Contrairement à ce que l’on pourrait croire, les comics prenant pour seule unité de lieu le sordide asile d’Arkham ne sont pas légion. C’est à peine si s’y sont penchés des auteurs comme Alan Grant (The Last Arkham) ou Sam Kieth (Arkham Asylum Madness). Il faut dire qu’il reste difficile de passer après l’excellence formelle et narrative du roman graphique Arkham Asylum : A Serious House on Serious Earth de Grant Morrison et Dave McKean. Dan Slott et son dessinateur Ryan Sook n’en ont d’ailleurs pas eu la prétention en livrant cet Arkham Asylum : Living Hell et ont préféré opter pour une maxi-série en six épisodes, essentiellement centrée sur le calvaire vécu par le dénommé Warren White, sorte de Kerviel illustré, un courtier aussi arrogant que richissime qui, après s’être rendu coupable de détournements de millions de dollars de capitaux, aura eu la très mauvaise idée de plaider la démence lors de son procès. Ce qui a tôt fait de l’emmener dans la plus sinistre bâtisse des environs de Gotham, hébergeant nombres de malades criminels dont plusieurs des némésis favorites du chevalier noir. Lequel se contente ici de quelques maigres apparitions et n’influe finalement que très peu sur les événements (une vitre brisée et un constat à l’amiable seront à ajouter à son crédit).

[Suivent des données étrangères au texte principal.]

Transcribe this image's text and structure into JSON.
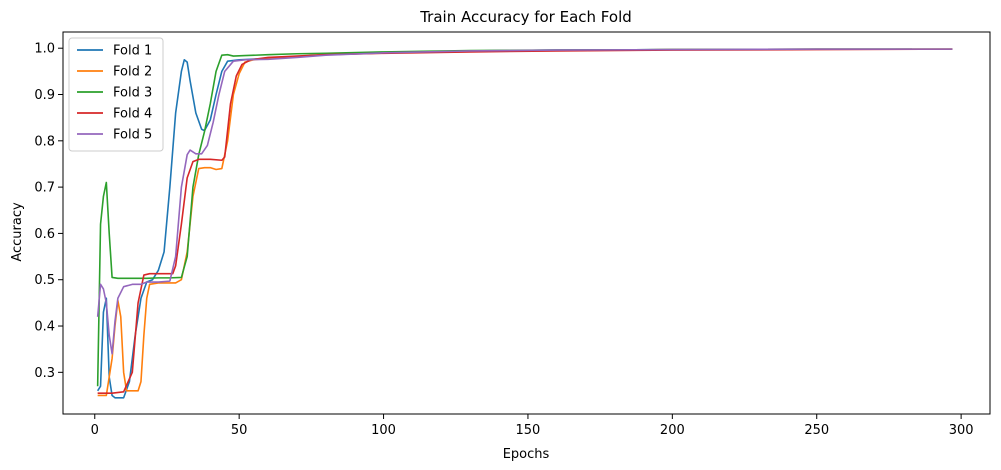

Non, tout l’intérêt de cette intrigue est qu’elle privilégie les trajectoires tourmentées des habitués d’Arkham, pensionnaires comme professionnels, et redéfinit du même coup la mythologie traditionnelle de ce haut-lieu de la démence. La détresse de White et sa descente progressive dans la folie devient ainsi pour le lecteur, méchamment enjoué, l’occasion de croiser bon nombre de figures connues du Batverse, de Two Faces et sa dualité intrinsèque à Killer Croc et son appétit cannibale en passant bien sûr par le Joker, toujours fidèle à lui-même, qui ne trouve par exemple rien de mieux que de profiter d’une liberté temporaire pour ouvrir le bottin et se décider à tuer toute personne dont le nom est un palindrome (et comme on le sait, ce clown là n’a qu’une parole). Toute une série d’antagonistes emblématiques qui pourtant, à l’image de leur ennemi commun, se contentent de rester au second plan, l’intrigue donnant plutôt la vedette, outre White, à des personnages sinon totalement inédits, au moins déjà croisés dans des arcs antérieurs mais bien moins connus comme ce bon vieux docteur Jeremiah Arkham, le gardien-chef Moss ou encore la tueuse en série anonyme Jane Doe. Warren White lui-même n’est en fait qu’un des futurs grands tarés du tout Arkham, plus connu des fans sous le sobriquet de Grand requin blanc et déjà croisé dans des histoires antérieures.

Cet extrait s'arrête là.